Posted in News by GW on the April 9th, 2006

Going Postal is a term postal employees cringe at every time they hear when an employee has committed some kind of atrocity as in the Baker Oregon incident. We don’t like the stigma attached to “Going Postal”. It happens everywhere in society, but when you have over 700,000 employees the percentages favor an incident that will be publicized nationally giving the impression that the postal job requires personalities that are inclined to go over the edge of sanity at any moment.

The job, in almost every function, is one that requires proud, motivated, aggressive, athletic, competitive get-the-job-done personality types who thrive on details. The problem is that there are more and more details in the daily list of required functions that an employee is required to do in a much narrower window of time to perform them in.

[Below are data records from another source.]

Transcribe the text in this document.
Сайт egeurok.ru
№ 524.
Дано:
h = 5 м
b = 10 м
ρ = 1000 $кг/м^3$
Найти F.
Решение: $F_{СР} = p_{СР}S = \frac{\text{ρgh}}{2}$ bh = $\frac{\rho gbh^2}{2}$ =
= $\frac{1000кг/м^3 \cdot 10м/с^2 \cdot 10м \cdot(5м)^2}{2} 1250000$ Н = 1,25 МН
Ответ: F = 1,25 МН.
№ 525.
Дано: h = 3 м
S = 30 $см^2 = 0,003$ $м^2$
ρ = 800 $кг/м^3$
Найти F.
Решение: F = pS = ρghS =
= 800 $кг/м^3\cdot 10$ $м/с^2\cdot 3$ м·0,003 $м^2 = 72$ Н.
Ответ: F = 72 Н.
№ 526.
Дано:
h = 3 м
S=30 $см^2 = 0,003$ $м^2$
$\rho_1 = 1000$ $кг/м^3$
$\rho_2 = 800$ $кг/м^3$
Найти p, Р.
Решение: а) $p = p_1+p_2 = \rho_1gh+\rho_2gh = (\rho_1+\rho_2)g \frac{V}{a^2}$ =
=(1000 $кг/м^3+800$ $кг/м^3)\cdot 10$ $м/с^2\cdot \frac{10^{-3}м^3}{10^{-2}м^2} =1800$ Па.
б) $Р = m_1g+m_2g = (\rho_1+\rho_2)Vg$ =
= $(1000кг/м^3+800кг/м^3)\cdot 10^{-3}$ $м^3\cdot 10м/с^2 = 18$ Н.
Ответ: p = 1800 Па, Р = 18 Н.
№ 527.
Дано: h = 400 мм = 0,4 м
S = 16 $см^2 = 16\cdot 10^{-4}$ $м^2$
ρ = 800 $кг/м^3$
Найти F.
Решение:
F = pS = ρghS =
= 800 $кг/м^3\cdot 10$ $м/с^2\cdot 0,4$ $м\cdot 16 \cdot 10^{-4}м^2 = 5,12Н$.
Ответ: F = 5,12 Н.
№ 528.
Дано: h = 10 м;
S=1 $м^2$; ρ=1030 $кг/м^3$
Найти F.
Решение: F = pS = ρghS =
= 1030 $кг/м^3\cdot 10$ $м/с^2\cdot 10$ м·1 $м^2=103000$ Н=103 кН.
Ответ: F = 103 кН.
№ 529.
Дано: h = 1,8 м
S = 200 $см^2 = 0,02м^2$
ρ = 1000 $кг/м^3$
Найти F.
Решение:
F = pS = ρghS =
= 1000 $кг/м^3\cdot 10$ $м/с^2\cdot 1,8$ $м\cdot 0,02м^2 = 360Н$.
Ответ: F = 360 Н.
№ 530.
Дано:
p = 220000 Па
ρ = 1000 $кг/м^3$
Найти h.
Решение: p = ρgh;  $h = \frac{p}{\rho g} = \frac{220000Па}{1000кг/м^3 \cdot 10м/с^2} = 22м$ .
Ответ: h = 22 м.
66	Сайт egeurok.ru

Management has new automated tools at their disposal that find physical and mental limits and are required to push craft employees to reach his best capabilities and to perform on that level every day putting pressure on the supervisor and requiring a certain level of intentional alienation with craft employees.

Management is under pressure to keep their distance maintaining a critical edge to keep employees from manipulating them to lesser levels of performance.

Some managers go beyond what is necessary and can push an employee beyond his level of tolerance which can set up an environment of volatility. By keeping such a high level of stress, employees may or may not be capable of understanding his station with respect to his job and flounder, causing a snow-ball backlash effect leading to instability and acting out in inappropriate ways, with one thing leading to another where emotions can escalate out of control with reactions leading to violent behavior.

A fellow employee just retired and during his last day speech he held up and unaddressed envelope filled with responses to barbed language he received over the years from management. Instead of confronting management concerning what was said, he wrote it down and put it in the envelope. It was a thick envelope on his retirement day.